Blaming and complaining about individuals is fine and everything, so long as you are not lazy yourself and phone it in. But what about these other “ownerless” areas of ice… which in my opinion far out-weighs (at least in my area) the few lazy people that don’t shovel.
Bylaw No. 1556 PDF

User Comments

7 Responses to “Slippery Slope”

  1. December 15th, 2010 at 11:56 AM

    Sean says:

    Time to go fall down outside city hall and sue the City.

    What about elderly people who are unable to clear the paths to their house? Are they supposed to pay someone more money to prioritize their house before 24 hours elapses? Furthermore, someone I work with says her Mother gets charged $20 every time some kids shovel her walk. If there is a heavy snow fall on and off for a week, that could be $140 in snow shoveling costs.

  2. December 15th, 2010 at 12:06 PM

    Dusty says:

    When I was younger I would have liked to assume the sidewalk did not belong to the house. This is because someone can park their ugly broken vehicle in front of your house FOREVER, because THAT part is public property, then a fire hydrant on your property is also public property, etc. City roads are almost always by sidewalks, so they seem to go hand in hand.

    I would be up for a plan where the city hires a group per city section to clear the sidewalks of the entire city, in which case you’d pay a very small fee. Then make an opt-out for people who feel they aren’t “lazy” and can do their own walk, or live in a condo, etc. You could even get a snow blower to make the job SUPER easy, and doing the bulk of the entire city would make each house cost less individually. Dumb idea?

  3. December 15th, 2010 at 12:15 PM

    Sean says:

    @Dusty – There is a bylaw regarding parked vehicles that can be considered abandoned if they are parked on a highway or any public or private property for a continuous period that exceeds 72 hours and incurs a $230 fine. Link to Medicine Hat Parking Bylaws.

    At the old place I used to live, I would park on the street. The neighbour became irate and left a note on my car requesting me to “park on my own property” despite it being public property. He once even called the Police, for which I receive an abandoned vehicle notice and had 72 hours to move it.

    Regarding groups of people to clear snow, it is usually just easier for residents to do it and doesn’t drive taxes up a lot. Snowblowers break down and aren’t always the most reliable piece of machinery. I can’t begin to list the amount of problems we have had with 3 snowblowers in Regina.

  4. December 15th, 2010 at 12:16 PM

    derek says:

    Always a problem I guess. Not sure if legislation can ever fix this problem. As always people (including city workers) should use common sense. It’s seems common sense isn’t very common anymore though…

  5. December 15th, 2010 at 12:25 PM

    Vaughn says:

    @Dusty The sidewalk does not necessarily have to belong to the owner of the premises; however, according to the bylaw, that doesn’t matter. It’s all about the adjacent wording.

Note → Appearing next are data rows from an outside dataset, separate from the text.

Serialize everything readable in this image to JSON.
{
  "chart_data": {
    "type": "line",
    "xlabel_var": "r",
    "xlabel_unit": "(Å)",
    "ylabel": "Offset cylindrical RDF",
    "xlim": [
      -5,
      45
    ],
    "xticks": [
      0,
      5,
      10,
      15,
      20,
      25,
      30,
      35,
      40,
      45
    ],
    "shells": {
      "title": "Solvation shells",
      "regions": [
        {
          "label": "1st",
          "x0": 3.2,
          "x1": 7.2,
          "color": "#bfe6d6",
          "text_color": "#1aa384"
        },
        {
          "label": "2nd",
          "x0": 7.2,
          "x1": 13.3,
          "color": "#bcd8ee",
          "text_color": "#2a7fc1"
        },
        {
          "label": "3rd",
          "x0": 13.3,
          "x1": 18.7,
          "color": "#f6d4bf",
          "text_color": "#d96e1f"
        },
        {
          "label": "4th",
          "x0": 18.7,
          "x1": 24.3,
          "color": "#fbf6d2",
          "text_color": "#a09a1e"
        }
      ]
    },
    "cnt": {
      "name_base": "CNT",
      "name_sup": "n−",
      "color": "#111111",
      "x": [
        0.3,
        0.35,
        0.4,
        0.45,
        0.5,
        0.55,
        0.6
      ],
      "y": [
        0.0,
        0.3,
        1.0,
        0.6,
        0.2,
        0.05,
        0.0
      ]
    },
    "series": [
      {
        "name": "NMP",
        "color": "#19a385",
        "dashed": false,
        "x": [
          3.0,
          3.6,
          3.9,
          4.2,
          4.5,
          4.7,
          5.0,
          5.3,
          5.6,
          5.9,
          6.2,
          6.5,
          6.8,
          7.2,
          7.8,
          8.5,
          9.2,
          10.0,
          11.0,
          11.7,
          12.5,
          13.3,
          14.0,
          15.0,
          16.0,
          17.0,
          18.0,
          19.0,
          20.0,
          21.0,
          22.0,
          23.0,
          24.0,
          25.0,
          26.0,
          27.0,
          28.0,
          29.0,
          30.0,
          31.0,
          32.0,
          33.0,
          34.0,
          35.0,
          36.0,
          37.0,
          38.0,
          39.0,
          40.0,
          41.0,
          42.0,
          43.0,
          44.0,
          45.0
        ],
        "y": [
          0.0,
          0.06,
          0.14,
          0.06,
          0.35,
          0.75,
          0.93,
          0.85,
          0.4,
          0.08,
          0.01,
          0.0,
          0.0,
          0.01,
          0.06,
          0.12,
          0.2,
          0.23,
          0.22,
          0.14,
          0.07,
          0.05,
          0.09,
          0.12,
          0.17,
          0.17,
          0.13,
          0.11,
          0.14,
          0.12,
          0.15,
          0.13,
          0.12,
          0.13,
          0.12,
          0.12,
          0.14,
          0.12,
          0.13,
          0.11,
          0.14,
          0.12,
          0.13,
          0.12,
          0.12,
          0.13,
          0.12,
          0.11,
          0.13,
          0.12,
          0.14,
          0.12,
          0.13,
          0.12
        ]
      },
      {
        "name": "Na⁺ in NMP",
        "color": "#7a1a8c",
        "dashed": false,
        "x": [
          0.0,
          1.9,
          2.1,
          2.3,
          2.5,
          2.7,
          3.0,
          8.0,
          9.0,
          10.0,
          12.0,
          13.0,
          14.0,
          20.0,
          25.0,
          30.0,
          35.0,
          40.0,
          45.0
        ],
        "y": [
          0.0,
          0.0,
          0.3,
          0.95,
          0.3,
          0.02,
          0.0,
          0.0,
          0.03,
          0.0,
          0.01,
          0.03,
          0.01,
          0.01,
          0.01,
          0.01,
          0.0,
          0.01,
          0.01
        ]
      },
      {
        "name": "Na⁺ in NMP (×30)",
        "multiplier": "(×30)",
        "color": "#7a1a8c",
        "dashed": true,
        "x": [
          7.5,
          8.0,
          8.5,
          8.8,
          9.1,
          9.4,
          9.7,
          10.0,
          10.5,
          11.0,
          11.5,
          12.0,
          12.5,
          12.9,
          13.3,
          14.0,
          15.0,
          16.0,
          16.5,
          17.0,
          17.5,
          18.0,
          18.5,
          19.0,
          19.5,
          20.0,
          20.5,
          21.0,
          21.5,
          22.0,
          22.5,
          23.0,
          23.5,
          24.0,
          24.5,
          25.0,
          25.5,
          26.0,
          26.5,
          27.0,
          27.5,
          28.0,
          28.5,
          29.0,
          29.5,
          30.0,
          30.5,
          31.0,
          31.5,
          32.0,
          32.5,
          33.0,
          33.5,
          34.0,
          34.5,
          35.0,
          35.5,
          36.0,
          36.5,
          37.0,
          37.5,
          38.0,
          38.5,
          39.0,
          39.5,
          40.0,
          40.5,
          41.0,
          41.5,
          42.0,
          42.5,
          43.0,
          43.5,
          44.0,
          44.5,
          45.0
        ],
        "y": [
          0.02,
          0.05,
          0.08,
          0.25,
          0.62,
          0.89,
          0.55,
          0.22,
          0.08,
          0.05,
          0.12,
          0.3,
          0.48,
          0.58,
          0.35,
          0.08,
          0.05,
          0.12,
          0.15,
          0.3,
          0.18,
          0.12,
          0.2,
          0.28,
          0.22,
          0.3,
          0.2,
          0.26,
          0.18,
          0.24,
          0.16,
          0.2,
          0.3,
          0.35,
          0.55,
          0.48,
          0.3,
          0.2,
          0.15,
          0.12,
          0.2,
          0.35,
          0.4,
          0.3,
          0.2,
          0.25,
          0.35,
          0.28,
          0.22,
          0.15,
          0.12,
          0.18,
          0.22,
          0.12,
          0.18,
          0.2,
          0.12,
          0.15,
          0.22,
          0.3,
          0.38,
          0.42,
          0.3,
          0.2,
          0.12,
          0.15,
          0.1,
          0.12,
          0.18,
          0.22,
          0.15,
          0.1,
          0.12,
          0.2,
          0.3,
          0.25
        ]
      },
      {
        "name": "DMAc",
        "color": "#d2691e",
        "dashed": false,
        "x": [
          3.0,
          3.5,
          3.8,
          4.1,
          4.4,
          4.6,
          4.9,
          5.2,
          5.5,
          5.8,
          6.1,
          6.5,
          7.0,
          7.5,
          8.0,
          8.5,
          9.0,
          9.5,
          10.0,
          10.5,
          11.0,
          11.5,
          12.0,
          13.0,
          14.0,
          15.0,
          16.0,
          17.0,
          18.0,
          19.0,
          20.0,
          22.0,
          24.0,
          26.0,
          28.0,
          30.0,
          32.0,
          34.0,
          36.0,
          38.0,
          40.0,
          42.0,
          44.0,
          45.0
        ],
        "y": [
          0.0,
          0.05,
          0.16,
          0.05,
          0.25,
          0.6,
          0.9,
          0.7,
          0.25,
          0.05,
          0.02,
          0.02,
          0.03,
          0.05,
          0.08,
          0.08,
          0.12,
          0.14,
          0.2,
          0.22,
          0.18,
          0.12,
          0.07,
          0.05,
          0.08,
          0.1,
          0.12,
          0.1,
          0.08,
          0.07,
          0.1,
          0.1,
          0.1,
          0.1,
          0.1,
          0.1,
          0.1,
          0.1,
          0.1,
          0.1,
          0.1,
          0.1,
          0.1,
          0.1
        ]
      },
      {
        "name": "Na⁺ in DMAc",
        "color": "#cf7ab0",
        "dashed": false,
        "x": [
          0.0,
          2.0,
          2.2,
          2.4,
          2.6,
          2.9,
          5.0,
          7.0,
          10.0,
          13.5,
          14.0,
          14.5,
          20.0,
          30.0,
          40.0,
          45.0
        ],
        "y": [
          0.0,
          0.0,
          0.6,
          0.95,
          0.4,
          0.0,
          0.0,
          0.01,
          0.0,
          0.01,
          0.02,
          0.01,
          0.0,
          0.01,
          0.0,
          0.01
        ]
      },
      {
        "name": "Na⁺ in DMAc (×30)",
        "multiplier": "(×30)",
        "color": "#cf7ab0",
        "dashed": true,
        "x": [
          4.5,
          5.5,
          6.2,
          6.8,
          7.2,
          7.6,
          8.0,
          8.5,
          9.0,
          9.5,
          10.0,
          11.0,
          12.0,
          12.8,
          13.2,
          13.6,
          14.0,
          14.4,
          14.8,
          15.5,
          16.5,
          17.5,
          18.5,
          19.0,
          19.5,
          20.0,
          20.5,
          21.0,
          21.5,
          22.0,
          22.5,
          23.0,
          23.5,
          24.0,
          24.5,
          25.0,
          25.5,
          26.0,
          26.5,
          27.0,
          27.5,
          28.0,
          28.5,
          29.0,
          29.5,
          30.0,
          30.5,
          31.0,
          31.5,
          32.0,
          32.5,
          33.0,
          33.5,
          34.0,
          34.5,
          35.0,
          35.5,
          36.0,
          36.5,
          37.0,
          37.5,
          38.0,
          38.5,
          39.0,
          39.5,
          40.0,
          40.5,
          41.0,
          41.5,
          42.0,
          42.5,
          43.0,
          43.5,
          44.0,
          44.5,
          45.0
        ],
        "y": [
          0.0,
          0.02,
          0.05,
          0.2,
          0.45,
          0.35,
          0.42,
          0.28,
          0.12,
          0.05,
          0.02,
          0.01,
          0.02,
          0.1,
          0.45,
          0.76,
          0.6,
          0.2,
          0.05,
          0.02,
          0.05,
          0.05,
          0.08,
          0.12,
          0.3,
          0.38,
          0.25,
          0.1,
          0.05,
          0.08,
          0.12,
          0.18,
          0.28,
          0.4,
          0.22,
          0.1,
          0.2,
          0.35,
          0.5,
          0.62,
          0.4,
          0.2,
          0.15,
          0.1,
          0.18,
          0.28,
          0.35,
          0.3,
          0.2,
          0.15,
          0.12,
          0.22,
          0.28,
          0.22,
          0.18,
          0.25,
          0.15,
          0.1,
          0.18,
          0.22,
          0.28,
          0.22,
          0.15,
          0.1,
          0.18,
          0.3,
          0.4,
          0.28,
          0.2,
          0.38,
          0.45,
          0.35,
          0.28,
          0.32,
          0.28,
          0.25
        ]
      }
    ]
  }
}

  6. December 15th, 2010 at 12:39 PM

    Dusty says:

    In Medicine Hat you can park in front of someones house forever, surely as long as your car isn’t actually broken, and goes away / comes back every few days (which you can’t tell if you’re family has work). If there’s a fire hydrant there then you can rat them out if they’re parked withing 15 feet of it. The parking bylaws you linked Sean, supports that they can stay in front of your house forever if they’re abiding by all other rules such as not parking in front of your driveway and whatnot.

  7. December 15th, 2010 at 3:14 PM

    Vaughn says:

    Time to start a new series of posts called “Bylaw Bustin'”.